Simplified operations: Agent-lens offers one-click deployment and encapsulates a complex architecture into simple console operations.
Broader framework support: Agent-lens supports zero-code data collection for 14 mainstream frameworks, such as Dify and Ragflow, and data ingestion via the OpenTelemetry protocol. It also provides a data collection plugin for OpenClaw.
Integrated log and agent observation: You can quickly enable Agent-lens on your existing ClickHouse database. By using a unified data foundation, you can integrate traditional IT monitoring logs with agent operational data. You can then combine information like business order numbers and user IDs to quickly locate business anomalies caused by agent behavior.
Intelligent LLM analysis: Building on LLM-as-a-Judge, Agent-lens provides intelligent insights for low scores. When performance bottlenecks or call failures occur, it offers root cause analysis suggestions based on the trace context.

Use cases

Agent-lens is suitable for all stages of LLM application development, from prototyping to production monitoring.

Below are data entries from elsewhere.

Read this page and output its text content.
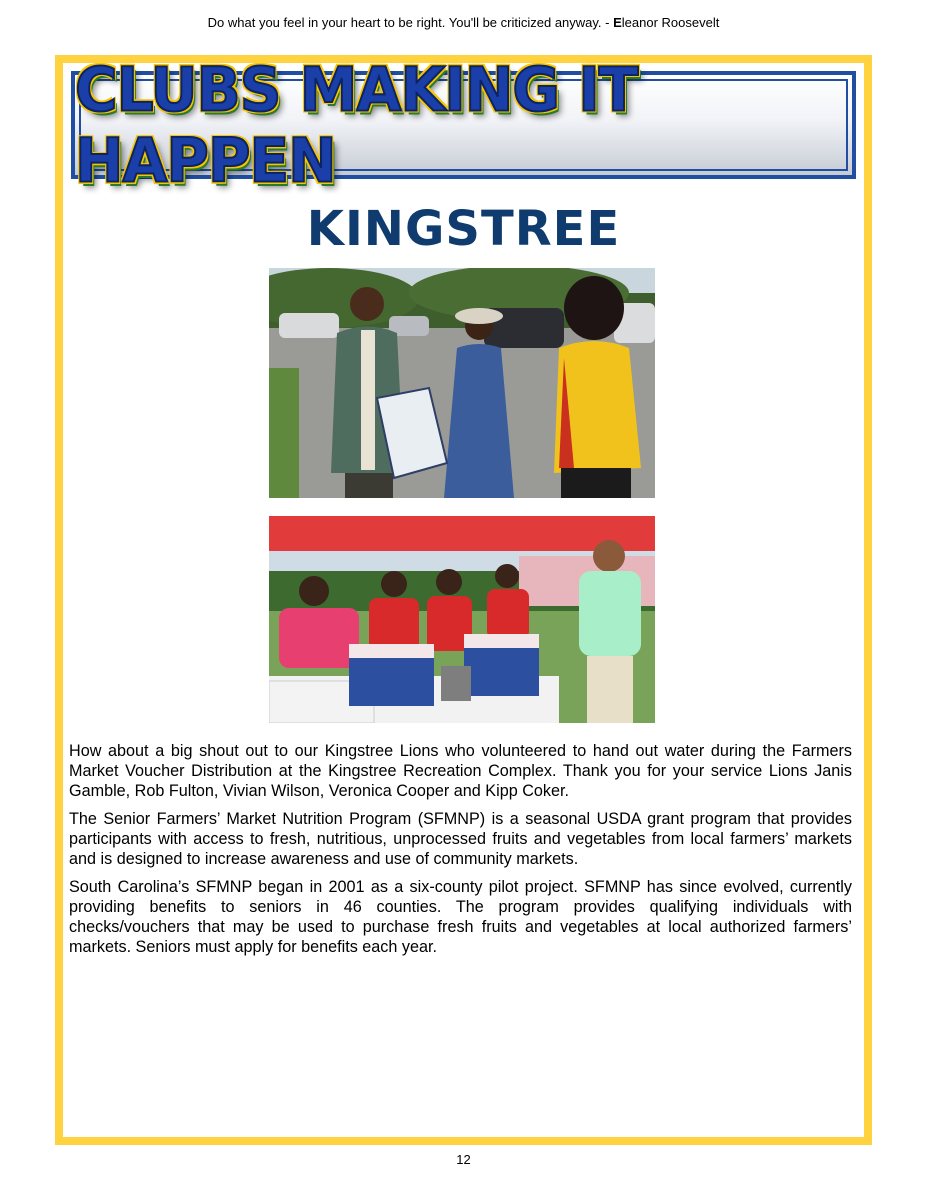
Do what you feel in your heart to be right. You'll be criticized anyway. - Eleanor Roosevelt
CLUBS MAKING IT HAPPEN
KINGSTREE

How about a big shout out to our Kingstree Lions who volunteered to hand out water during the Farmers Market Voucher Distribution at the Kingstree Recreation Complex. Thank you for your service Lions Janis Gamble, Rob Fulton, Vivian Wilson, Veronica Cooper and Kipp Coker.

The Senior Farmers’ Market Nutrition Program (SFMNP) is a seasonal USDA grant program that provides participants with access to fresh, nutritious, unprocessed fruits and vegetables from local farmers’ markets and is designed to increase awareness and use of community markets.

South Carolina’s SFMNP began in 2001 as a six-county pilot project. SFMNP has since evolved, currently providing benefits to seniors in 46 counties. The program provides qualifying individuals with checks/vouchers that may be used to purchase fresh fruits and vegetables at local authorized farmers’ markets. Seniors must apply for benefits each year.

12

Scenario	Capability	Description
Development and debugging	Issue troubleshooting	When an LLM produces an unexpected output, use end-to-end tracing to quickly determine whether the root cause is the prompt, incorrectly retrieved content, or misconfigured model call parameters.
	Complex workflow visualization	For complex applications involving multi-step reasoning, tool calls, or agent collaboration, visualize the execution path as a graph to help developers understand the internal logic.
	Cost and performance analysis	Monitor token consumption and latency for each call during the development phase to optimize prompts and reduce unnecessary costs.
Prompt engineering and management	Centralized management	Manage prompts scattered across your code centrally on the Langfuse platform, with support for version control and rollbacks.
	A/B testing and iteration	Non-technical team members, such as product managers, can modify prompts directly in the UI. The changes take effect in real time, accelerating the iteration cycle without requiring code redeployment.
	Performance comparison	Use the evaluation feature to compare the performance of different prompt versions on the same dataset and select the best option.
Quality assurance and evaluation	Offline regression testing	Before releasing new features or modifying prompts, run automated evaluation experiments to ensure changes do not cause regressions in existing functionality.
	Multi-dimensional scoring	Use LLM-as-a-Judge, rule-based checks, or manual annotation to quantitatively score outputs for accuracy, safety, relevance, and other dimensions.
	Golden dataset management	Maintain a standard set of test cases to serve as a benchmark for application quality.
Production environment monitoring	Real-time observability	Monitor key metrics in the production environment, such as error rates, average response times, and token costs, to promptly detect anomalies.
	User behavior analysis	Track the multi-turn interaction history of specific users or sessions to analyze user satisfaction and common issue patterns.
	Edge case discovery	Identify low-scoring outputs through online evaluation and automatically add them to a review queue or add them to your test dataset to create a closed-loop optimization cycle.
Team collaboration and compliance	Cross-functional collaboration	Engineers, product managers, and data scientists can share the same set of trace data and evaluation results. This breaks down information silos.
Team collaboration and compliance	Auditing and traceability	Retain complete input/output logs and operational records to meet internal compliance or external regulatory requirements.